Malgré la promotion de l’événement sur Instagram par le biais d’un flyer, le rendez-vous de ce lundi soir de mai n’a attiré que sept personnes au restaurant communautaire de Masgot, un village creusois célèbre pour ses sculptures en granit. «Les « cafés queer » attirent habituellement une foule plus importante», confie Alix (qui a choisi de ne pas révéler son nom de famille, tout comme les autres participants mentionnés dans cet article), un des organisateurs de l’événement. Il porte une fine moustache brune et un tee-shirt orné d’une licorne et commande un Coca-Cola.
Depuis 2019, l’association LGBTQIA+ Creuse organise chaque mois une soirée dans un bar différent de la région, offrant ainsi une opportunité de rencontres pour les membres de la communauté LGBT+ qui se sentent souvent isolés dans ce département, un des moins densément peuplés de France.

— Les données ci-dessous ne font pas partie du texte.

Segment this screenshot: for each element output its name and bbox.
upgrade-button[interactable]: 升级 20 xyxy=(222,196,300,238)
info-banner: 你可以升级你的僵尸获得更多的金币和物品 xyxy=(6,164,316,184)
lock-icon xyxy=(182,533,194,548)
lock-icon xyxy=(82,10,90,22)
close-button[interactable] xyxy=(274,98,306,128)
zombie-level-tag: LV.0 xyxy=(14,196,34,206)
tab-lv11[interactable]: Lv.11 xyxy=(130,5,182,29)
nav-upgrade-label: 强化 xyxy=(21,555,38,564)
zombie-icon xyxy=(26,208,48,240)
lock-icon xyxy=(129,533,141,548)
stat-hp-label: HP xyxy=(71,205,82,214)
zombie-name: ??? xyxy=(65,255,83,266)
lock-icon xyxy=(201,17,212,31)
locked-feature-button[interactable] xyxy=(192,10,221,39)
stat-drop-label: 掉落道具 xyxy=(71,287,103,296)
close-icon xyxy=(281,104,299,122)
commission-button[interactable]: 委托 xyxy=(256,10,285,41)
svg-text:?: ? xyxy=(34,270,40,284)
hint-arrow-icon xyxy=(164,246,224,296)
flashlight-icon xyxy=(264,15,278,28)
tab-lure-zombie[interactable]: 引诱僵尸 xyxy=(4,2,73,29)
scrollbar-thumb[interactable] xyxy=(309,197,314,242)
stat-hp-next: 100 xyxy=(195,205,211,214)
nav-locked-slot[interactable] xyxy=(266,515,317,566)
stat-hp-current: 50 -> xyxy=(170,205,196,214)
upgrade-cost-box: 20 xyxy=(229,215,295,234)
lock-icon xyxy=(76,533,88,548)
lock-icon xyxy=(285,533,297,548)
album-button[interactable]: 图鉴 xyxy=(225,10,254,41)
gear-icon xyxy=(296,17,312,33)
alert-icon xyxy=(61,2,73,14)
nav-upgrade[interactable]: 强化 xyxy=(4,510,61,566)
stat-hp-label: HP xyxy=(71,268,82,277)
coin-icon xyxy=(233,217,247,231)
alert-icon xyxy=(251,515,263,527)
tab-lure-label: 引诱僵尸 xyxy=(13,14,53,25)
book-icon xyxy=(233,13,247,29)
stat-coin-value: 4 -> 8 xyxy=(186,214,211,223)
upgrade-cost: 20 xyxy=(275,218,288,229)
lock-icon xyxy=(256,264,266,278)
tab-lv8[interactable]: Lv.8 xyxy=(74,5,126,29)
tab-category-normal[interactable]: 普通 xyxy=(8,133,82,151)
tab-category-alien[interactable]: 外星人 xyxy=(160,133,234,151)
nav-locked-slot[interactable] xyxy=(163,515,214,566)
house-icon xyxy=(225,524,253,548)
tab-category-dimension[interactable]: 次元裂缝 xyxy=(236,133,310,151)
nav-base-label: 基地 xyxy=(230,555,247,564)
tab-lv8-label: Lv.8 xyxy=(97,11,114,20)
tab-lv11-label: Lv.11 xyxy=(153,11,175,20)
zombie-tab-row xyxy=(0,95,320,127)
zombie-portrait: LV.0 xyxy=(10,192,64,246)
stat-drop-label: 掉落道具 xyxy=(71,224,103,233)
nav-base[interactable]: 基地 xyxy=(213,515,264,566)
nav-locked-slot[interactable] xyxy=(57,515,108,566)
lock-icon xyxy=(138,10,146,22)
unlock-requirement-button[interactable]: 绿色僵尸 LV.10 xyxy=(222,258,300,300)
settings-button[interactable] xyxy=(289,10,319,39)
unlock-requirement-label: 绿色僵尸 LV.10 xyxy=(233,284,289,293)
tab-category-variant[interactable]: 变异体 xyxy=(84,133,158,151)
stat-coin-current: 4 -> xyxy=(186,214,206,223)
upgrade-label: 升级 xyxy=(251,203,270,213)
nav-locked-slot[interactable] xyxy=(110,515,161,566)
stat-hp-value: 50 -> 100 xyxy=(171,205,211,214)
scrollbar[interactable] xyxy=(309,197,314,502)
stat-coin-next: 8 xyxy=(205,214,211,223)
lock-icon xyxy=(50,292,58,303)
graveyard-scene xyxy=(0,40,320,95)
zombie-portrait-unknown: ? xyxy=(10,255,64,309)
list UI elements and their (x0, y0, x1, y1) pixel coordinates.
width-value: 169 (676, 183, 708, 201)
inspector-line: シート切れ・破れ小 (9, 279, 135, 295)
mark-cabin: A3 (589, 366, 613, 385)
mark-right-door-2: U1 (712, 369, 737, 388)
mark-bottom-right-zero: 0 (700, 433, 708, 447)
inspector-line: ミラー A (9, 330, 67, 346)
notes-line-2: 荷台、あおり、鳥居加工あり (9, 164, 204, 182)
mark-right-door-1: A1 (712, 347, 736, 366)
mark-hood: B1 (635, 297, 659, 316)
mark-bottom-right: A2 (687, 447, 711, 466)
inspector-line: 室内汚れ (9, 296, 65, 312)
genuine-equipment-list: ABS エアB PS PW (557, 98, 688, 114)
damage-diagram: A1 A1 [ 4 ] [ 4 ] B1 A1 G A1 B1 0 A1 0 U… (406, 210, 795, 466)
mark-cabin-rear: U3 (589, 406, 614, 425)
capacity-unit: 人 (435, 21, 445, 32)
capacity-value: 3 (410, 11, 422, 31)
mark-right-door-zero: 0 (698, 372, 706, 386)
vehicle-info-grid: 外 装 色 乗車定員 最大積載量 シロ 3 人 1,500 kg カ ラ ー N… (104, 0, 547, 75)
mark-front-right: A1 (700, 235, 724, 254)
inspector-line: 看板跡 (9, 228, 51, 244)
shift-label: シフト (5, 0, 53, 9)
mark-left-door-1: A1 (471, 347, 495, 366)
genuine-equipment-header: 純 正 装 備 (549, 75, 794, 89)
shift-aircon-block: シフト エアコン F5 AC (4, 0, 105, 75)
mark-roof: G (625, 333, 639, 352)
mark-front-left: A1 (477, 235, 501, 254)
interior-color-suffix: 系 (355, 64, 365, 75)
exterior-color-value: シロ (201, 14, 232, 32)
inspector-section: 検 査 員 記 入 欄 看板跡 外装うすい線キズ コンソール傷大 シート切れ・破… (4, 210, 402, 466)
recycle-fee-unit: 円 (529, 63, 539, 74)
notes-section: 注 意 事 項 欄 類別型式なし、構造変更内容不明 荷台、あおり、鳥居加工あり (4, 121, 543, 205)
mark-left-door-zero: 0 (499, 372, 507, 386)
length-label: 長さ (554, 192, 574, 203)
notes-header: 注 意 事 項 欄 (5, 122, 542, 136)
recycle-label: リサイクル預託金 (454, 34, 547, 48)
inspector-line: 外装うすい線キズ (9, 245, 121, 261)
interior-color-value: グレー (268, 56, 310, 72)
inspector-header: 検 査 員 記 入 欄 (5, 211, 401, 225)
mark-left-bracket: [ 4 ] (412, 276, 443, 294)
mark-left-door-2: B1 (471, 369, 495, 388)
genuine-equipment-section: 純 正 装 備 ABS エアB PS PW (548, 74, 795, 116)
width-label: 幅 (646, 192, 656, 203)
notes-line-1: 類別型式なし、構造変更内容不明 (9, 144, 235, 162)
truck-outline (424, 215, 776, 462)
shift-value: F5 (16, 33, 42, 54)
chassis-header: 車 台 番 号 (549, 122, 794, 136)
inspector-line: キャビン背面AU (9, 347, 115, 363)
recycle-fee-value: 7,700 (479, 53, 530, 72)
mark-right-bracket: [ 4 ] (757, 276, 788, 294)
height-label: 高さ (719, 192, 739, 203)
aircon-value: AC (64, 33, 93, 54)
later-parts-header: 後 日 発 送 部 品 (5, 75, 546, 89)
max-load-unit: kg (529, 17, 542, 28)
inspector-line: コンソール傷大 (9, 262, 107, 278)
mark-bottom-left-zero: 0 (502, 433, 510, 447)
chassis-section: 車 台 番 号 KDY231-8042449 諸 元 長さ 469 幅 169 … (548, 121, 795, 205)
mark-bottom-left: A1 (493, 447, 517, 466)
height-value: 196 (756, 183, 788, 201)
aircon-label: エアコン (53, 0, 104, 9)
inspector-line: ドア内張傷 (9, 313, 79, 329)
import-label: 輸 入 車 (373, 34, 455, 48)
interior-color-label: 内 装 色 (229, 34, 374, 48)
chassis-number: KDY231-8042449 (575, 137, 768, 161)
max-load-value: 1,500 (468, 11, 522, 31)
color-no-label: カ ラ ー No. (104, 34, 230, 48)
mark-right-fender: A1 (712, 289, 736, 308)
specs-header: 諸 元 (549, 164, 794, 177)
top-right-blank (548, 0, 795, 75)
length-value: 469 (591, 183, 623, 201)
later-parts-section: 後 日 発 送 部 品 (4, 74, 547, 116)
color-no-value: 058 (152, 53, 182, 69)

Les invités âgés de 20 à 60 ans, assis à la terrasse, se sont tous déjà demandé où ils pouvaient faire des rencontres sans crainte d’hostilité. « Les « cafés queer » ne sont pas conçus spécifiquement pour faciliter les rencontres romantiques, mais ils peuvent aider », note Lou, vêtu d’un bob noir et d’une veste de survêtement à rayures noires, tandis qu’il roule une cigarette. Il a grandi à Guéret, a passé quelques années à Lyon pour son travail, puis est retourné en Creuse il y a deux ans. « Lorsque j’étais plus jeune, il n’y avait ni applications ni associations LGBT et afficher son homosexualité ou sa bisexualité n’était pas une option. Les gens concernés restaient discrets », se souvient-il.
Dans sa perception, Lou ne voit pas plus d’homophobie ici que dans les métropoles. Cependant, il note une doctrine de normalité banalisée qui donne confort aux personnes, cela étant symbolisé par une famille hétérosexuelle, une maison, une famille stable. Lorsque Alix a essayé d’approcher une femme dans un bar local, se présentant au masculin pour montrer qu’il était transgenre, il a été rejeté avec le commentaire «Je ne m’implique pas avec ça». Malgré ces déceptions, à l’âge de 40 ans, il n’a aucune envie de quitter : «Je fatigue facilement, j’apprécie l’absence de bruit de voitures et de transports publics. Je ne retournerais pas en ville uniquement pour socialiser avec des personnes qui me ressemblent».
Au-delà de la frustration, dans la majorité des principales villes françaises, il y a des bars, des groupes, des clubs sportifs, des discothèques LGBT+ qui favorisent les rencontres sociales. À la campagne, le faible nombre d’habitants rend la socialisation plus difficile, a constaté Virginie Le Corre, sociologue et auteure d’une thèse en 2019 sur les expériences de vie des hommes gays dans les campagnes alsaciennes. « Les personnes interrogées âgées de 20 à 50 ans n’ont pas fait de rencontres dans leur village. Toutes expriment leurs craintes d’un coming out comme une affirmation inévitable de leur différence. Initialement, certains avaient essayé de fréquenter des filles, pour simuler leur conformité à la norme amoureuse. S’ils avaient identifié un autre homme gay, ils s’interdisaient d’en discuter avec lui, pour se protéger mutuellement. En général, ces hommes partaient en ville pour leurs études et certains revenaient en campagne une fois qu’ils avaient trouvé un partenaire », révèle la professeur à l’université de Strasbourg.